Cela fait plus de 35 ans que la basse Taurus défonce les boomers et fait vibrer les cages thoraciques, si ce n’est l’inverse. Fin 2009, Moog Music remet le couvert avec la Taurus 3, un instrument au son qui n’a d’égal que la classe. Initialement prévue à 1000 unités, la T3 a jusqu’à présent été produite à 1500 exemplaires, pour faire le bonheur des aficionados de tout ce qui se passe dans le bas du spectre audio. Lors de notre test, nous avions constaté à quel point la T3 parvenait à éclipser son ancêtre, conservant l’âme originelle tout en ajoutant les technologies actuelles. Mais la T3 est très balèze, tant par le son que par le poids et le volume. Par ailleurs, tout le monde n’a pas forcément besoin d’un pédalier ; certains installent même leur T3 sur une table ou un support non seulement pour la programmation, mais aussi pour le jeu. Pour coller à ce type d’usage et aux besoins de mobilité, Moog Music a donc imaginé puis présenté au NAMM 2012 un petit module proposant dans un volume réduit un concentré de T3… voire un peu plus. C’est au moment du 78e anniversaire de Bob Moog que nous avons reçu ce fameux Minitaur. De quoi mettre à l’épreuve le nouveau caisson de basses du studio !
Très concentré
Si le trou noir concentre une énergie infiniment grande dans un espace relativement petit, le Minitaur s’y apparente pour ce qui est des synthés analogiques monophoniques. À peine 1,2 kg sur la balance ! À l’intérieur, tout comme pour la T3, les composants sont montés en surface, à quelques exceptions traversantes près. La construction tout en métal est excellente, comme toujours chez Moog. Le Minitaur se présente sous la forme d’un petit module parallélépipédique rectangle de 22 × 13 × 8 cm. On pourrait d’ailleurs aligner 2 Minitaur dans un rack 19 pouces 3U à la verticale, s’il existait des équerres adaptées. La façade légèrement oblique comporte 17 gros potards typiques Moog qu’on aime tant et un petit ajusteur pour l’accordage fin. Les potards sont vissés sur la façade, mais contrairement au Voyager, l’axe en plastique fretté a un léger jeu ; toutefois, les potards restent fermes et offrent une réponse excellente. Ils sont complétés par 4 poussoirs qui s’allument en fonction de la valeur du paramètre assigné et 2 diodes indiquant respectivement l’activité Midi et la fréquence du LFO ; sur le Minitaur, tout ce qui brille est de couleur ambre.
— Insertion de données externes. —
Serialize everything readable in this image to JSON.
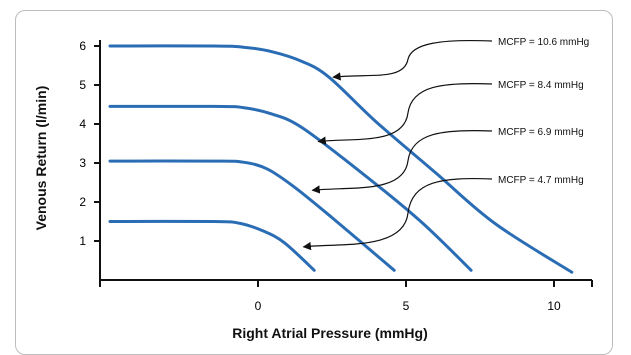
{
  "chart_data": {
    "type": "line",
    "title": "",
    "xlabel": "Right Atrial Pressure (mmHg)",
    "ylabel": "Venous Return (l/min)",
    "xlim": [
      -5,
      11
    ],
    "ylim": [
      0,
      6.5
    ],
    "xticks": [
      0,
      5,
      10
    ],
    "yticks": [
      1,
      2,
      3,
      4,
      5,
      6
    ],
    "grid": false,
    "colors": {
      "line": "#2a6db5",
      "axis": "#111111",
      "arrow": "#111111"
    },
    "series": [
      {
        "name": "MCFP = 10.6 mmHg",
        "mcfp": 10.6,
        "plateau": 6.0,
        "x": [
          -5,
          -1.5,
          -0.5,
          0.5,
          1.5,
          2.4,
          4.0,
          6.0,
          8.0,
          10.6
        ],
        "y": [
          6.0,
          6.0,
          5.97,
          5.85,
          5.6,
          5.2,
          4.05,
          2.75,
          1.45,
          0.2
        ]
      },
      {
        "name": "MCFP = 8.4 mmHg",
        "mcfp": 8.4,
        "plateau": 4.45,
        "x": [
          -5,
          -1.5,
          -0.5,
          0.5,
          1.5,
          3.5,
          5.5,
          7.2
        ],
        "y": [
          4.45,
          4.45,
          4.42,
          4.25,
          3.9,
          2.75,
          1.5,
          0.25
        ]
      },
      {
        "name": "MCFP = 6.9 mmHg",
        "mcfp": 6.9,
        "plateau": 3.05,
        "x": [
          -5,
          -1.5,
          -0.5,
          0.3,
          1.2,
          2.5,
          4.6
        ],
        "y": [
          3.05,
          3.05,
          3.02,
          2.85,
          2.4,
          1.6,
          0.25
        ]
      },
      {
        "name": "MCFP = 4.7 mmHg",
        "mcfp": 4.7,
        "plateau": 1.5,
        "x": [
          -5,
          -1.5,
          -0.6,
          0.2,
          0.9,
          1.9
        ],
        "y": [
          1.5,
          1.5,
          1.45,
          1.25,
          0.95,
          0.25
        ]
      }
    ],
    "annotations": [
      {
        "text": "MCFP = 10.6 mmHg",
        "series": 0,
        "target": [
          2.4,
          5.2
        ]
      },
      {
        "text": "MCFP = 8.4 mmHg",
        "series": 1,
        "target": [
          1.9,
          3.55
        ]
      },
      {
        "text": "MCFP = 6.9 mmHg",
        "series": 2,
        "target": [
          1.7,
          2.3
        ]
      },
      {
        "text": "MCFP = 4.7 mmHg",
        "series": 3,
        "target": [
          1.4,
          0.85
        ]
      }
    ]
  }
}
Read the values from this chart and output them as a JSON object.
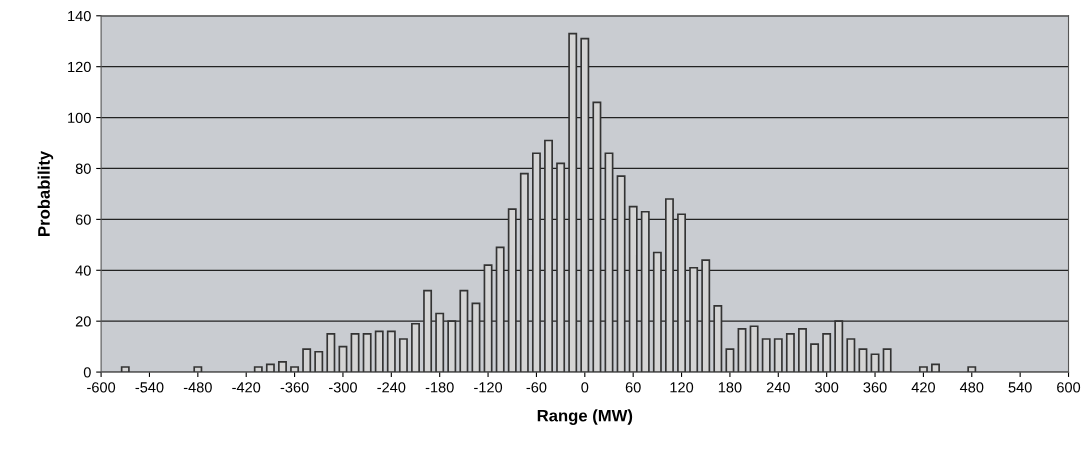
{
  "chart_data": {
    "type": "bar",
    "xlabel": "Range (MW)",
    "ylabel": "Probability",
    "x": [
      -570,
      -480,
      -405,
      -390,
      -375,
      -360,
      -345,
      -330,
      -315,
      -300,
      -285,
      -270,
      -255,
      -240,
      -225,
      -210,
      -195,
      -180,
      -165,
      -150,
      -135,
      -120,
      -105,
      -90,
      -75,
      -60,
      -45,
      -30,
      -15,
      0,
      15,
      30,
      45,
      60,
      75,
      90,
      105,
      120,
      135,
      150,
      165,
      180,
      195,
      210,
      225,
      240,
      255,
      270,
      285,
      300,
      315,
      330,
      345,
      360,
      375,
      420,
      435,
      480
    ],
    "values": [
      2,
      2,
      2,
      3,
      4,
      2,
      9,
      8,
      15,
      10,
      15,
      15,
      16,
      16,
      13,
      19,
      32,
      23,
      20,
      32,
      27,
      42,
      49,
      64,
      78,
      86,
      91,
      82,
      133,
      131,
      106,
      86,
      77,
      65,
      63,
      47,
      68,
      62,
      41,
      44,
      26,
      9,
      17,
      18,
      13,
      13,
      15,
      17,
      11,
      15,
      20,
      13,
      9,
      7,
      9,
      2,
      3,
      2
    ],
    "color": "#d4d4d4",
    "xlim": [
      -600,
      600
    ],
    "xticks": [
      -600,
      -540,
      -480,
      -420,
      -360,
      -300,
      -240,
      -180,
      -120,
      -60,
      0,
      60,
      120,
      180,
      240,
      300,
      360,
      420,
      480,
      540,
      600
    ],
    "ylim": [
      0,
      140
    ],
    "yticks": [
      0,
      20,
      40,
      60,
      80,
      100,
      120,
      140
    ],
    "grid": "y"
  }
}
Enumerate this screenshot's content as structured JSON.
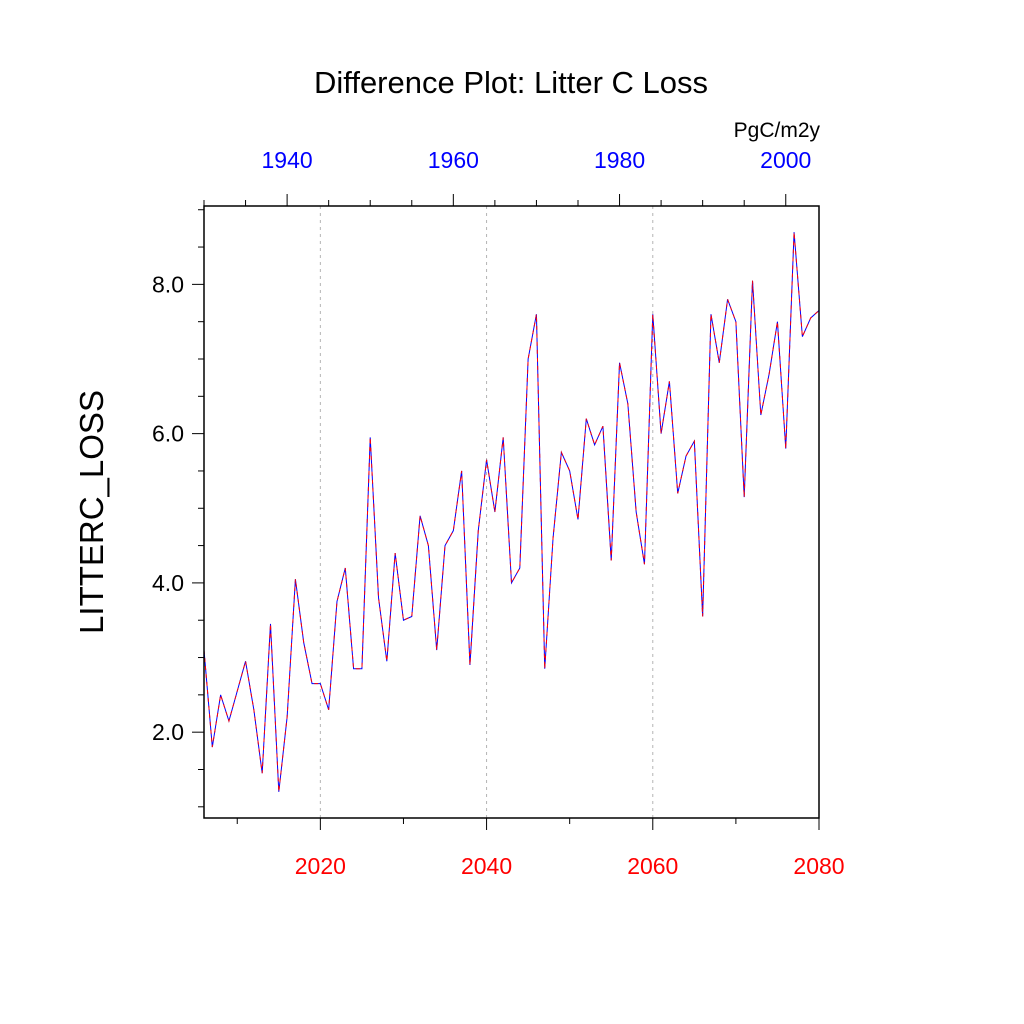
{
  "chart_data": {
    "type": "line",
    "title": "Difference Plot: Litter C Loss",
    "units_label": "PgC/m2y",
    "ylabel": "LITTERC_LOSS",
    "xlabel": "",
    "xlim": [
      2006,
      2080
    ],
    "ylim": [
      0.85,
      9.05
    ],
    "grid": "vertical dashed gridlines at 2020, 2040, 2060",
    "y_ticks": [
      {
        "value": 2.0,
        "label": "2.0"
      },
      {
        "value": 4.0,
        "label": "4.0"
      },
      {
        "value": 6.0,
        "label": "6.0"
      },
      {
        "value": 8.0,
        "label": "8.0"
      }
    ],
    "x_bottom_ticks": [
      {
        "value": 2020,
        "label": "2020"
      },
      {
        "value": 2040,
        "label": "2040"
      },
      {
        "value": 2060,
        "label": "2060"
      },
      {
        "value": 2080,
        "label": "2080"
      }
    ],
    "x_top_ticks": [
      {
        "value": 2016,
        "label": "1940"
      },
      {
        "value": 2036,
        "label": "1960"
      },
      {
        "value": 2056,
        "label": "1980"
      },
      {
        "value": 2076,
        "label": "2000"
      }
    ],
    "bottom_axis_color": "#ff0000",
    "top_axis_color": "#0000ff",
    "series": [
      {
        "color_solid": "#0000ff",
        "color_dash": "#ff0000",
        "x": [
          2006,
          2007,
          2008,
          2009,
          2010,
          2011,
          2012,
          2013,
          2014,
          2015,
          2016,
          2017,
          2018,
          2019,
          2020,
          2021,
          2022,
          2023,
          2024,
          2025,
          2026,
          2027,
          2028,
          2029,
          2030,
          2031,
          2032,
          2033,
          2034,
          2035,
          2036,
          2037,
          2038,
          2039,
          2040,
          2041,
          2042,
          2043,
          2044,
          2045,
          2046,
          2047,
          2048,
          2049,
          2050,
          2051,
          2052,
          2053,
          2054,
          2055,
          2056,
          2057,
          2058,
          2059,
          2060,
          2061,
          2062,
          2063,
          2064,
          2065,
          2066,
          2067,
          2068,
          2069,
          2070,
          2071,
          2072,
          2073,
          2074,
          2075,
          2076,
          2077,
          2078,
          2079,
          2080
        ],
        "y": [
          3.1,
          1.8,
          2.5,
          2.15,
          2.55,
          2.95,
          2.3,
          1.45,
          3.45,
          1.2,
          2.2,
          4.05,
          3.2,
          2.65,
          2.65,
          2.3,
          3.75,
          4.2,
          2.85,
          2.85,
          5.95,
          3.8,
          2.95,
          4.4,
          3.5,
          3.55,
          4.9,
          4.5,
          3.1,
          4.5,
          4.7,
          5.5,
          2.9,
          4.7,
          5.65,
          4.95,
          5.95,
          4.0,
          4.2,
          7.0,
          7.6,
          2.85,
          4.6,
          5.75,
          5.5,
          4.85,
          6.2,
          5.85,
          6.1,
          4.3,
          6.95,
          6.4,
          4.95,
          4.25,
          7.6,
          6.0,
          6.7,
          5.2,
          5.7,
          5.9,
          3.55,
          7.6,
          6.95,
          7.8,
          7.5,
          5.15,
          8.05,
          6.25,
          6.8,
          7.5,
          5.8,
          8.7,
          7.3,
          7.55,
          7.65
        ]
      }
    ]
  }
}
Les différentes sections de synthèse sont parfaitement indiquées, même si la place disponible en façade n’a pas permis de disposer les commandes suivant une progression logique du signal, comme sur un Voyager ou un Little Phatty. En revanche, il n’y a pas d’écran, donc pas de menu, mais une prise en main directe et immédiate. Il n’y a pas non plus de programmes internes… comment ça ?! Du calme, le Minitaur ne renferme certes pas d’emplacement pour les programmes utilisateur, mais nous allons voir que toutes les commandes de la face avant émettent des CC Midi via USB et que les circuits analogiques internes sont pilotables par des CC Midi reçus de l’extérieur ; de quoi se remettre en appétit !
Connectique essentielle
Le Minitaur est plutôt bien doté en matière de connectique, le tout situé sur le panneau arrière. De gauche à droite, on trouve tout d’abord les prises audio : une sortie casque au format mini-jack stéréo, puis une sortie et une entrée audio jack 6,35 TS. L’entrée audio permet de traiter des sources externes via le VCF et le VCA (en maintenant une note enfoncée ou en envoyant une tension de 5V dans l’entrée Gate) ; couplée à la prise casque et un atténuateur externe, on peut également créer une boucle de réinjection de la sortie audio dans le filtre, mais attention à l’impédance si on utilise la sortie casque ! Viennent ensuite les interfaces CV / Gate : 3 prises CV (pitch, filtre, volume en jack 6,35 TRS – réponse 1 Volt / octave) et 1 prise Gate (jack 6,35 TS) : ceci permet de connecter des sources de modulation externes telles que pédales, effets maison (type CP-251), synthés modulaires ou séquenceurs analogiques. Les commandes CV / Gate et Midi peuvent fonctionner simultanément, amenant parfois des résultats inattendus ! Côté Midi, on trouve une prise Midi In (mais pas de Midi Out, dommage) et une prise USB type B vers hôte, travaillant cette fois en Midi In / Out (ouf !). Enfin, la borne pour alimentation 12V DC externe est le seul point un peu cheap du Minitaur, là où le Slim Phatty bénéficie d’une alimentation interne universelle. Toute cette connectique est solidement vissée à la carrosserie et ne bouge pas d’un millimètre, bravo et merci pour ce niveau de qualité à ce prix ! Ah mais au fait, il est où le bouton marche / arrêt ? Euh, ben, pas trouvé, chef…
Boîte à basse
Fièrement munis de notre joli caisson de basses délivrant 120 W sur une plage 19–85 Hz, nous avons pu apprécier avec délectation ce qu’était un bas du spectre couillu. Indéniablement, le Minitaur possède le timbre caractéristique des Taurus. Lorsque les VCO sont accordés, la machine ne souffre pas d’annulations de phase désagréables, garantissant une présence de tous les instants dans les conditions les plus extrêmes. Avec un léger désaccord, le timbre s’épaissit magistralement. Le manuel (téléchargeable et en anglais) comprend 10 « Hardware Presets », reprenant certaines sonorités typiques Taurus, que nous avons partiellement utilisés pour les illustrations sonores. À ce sujet, Moog Music ferait bien de s’inspirer d’Arturia, qui a prévu de livrer des feuilles de programmes cartonnées avec différents réglages à placer en façade du MiniBrute.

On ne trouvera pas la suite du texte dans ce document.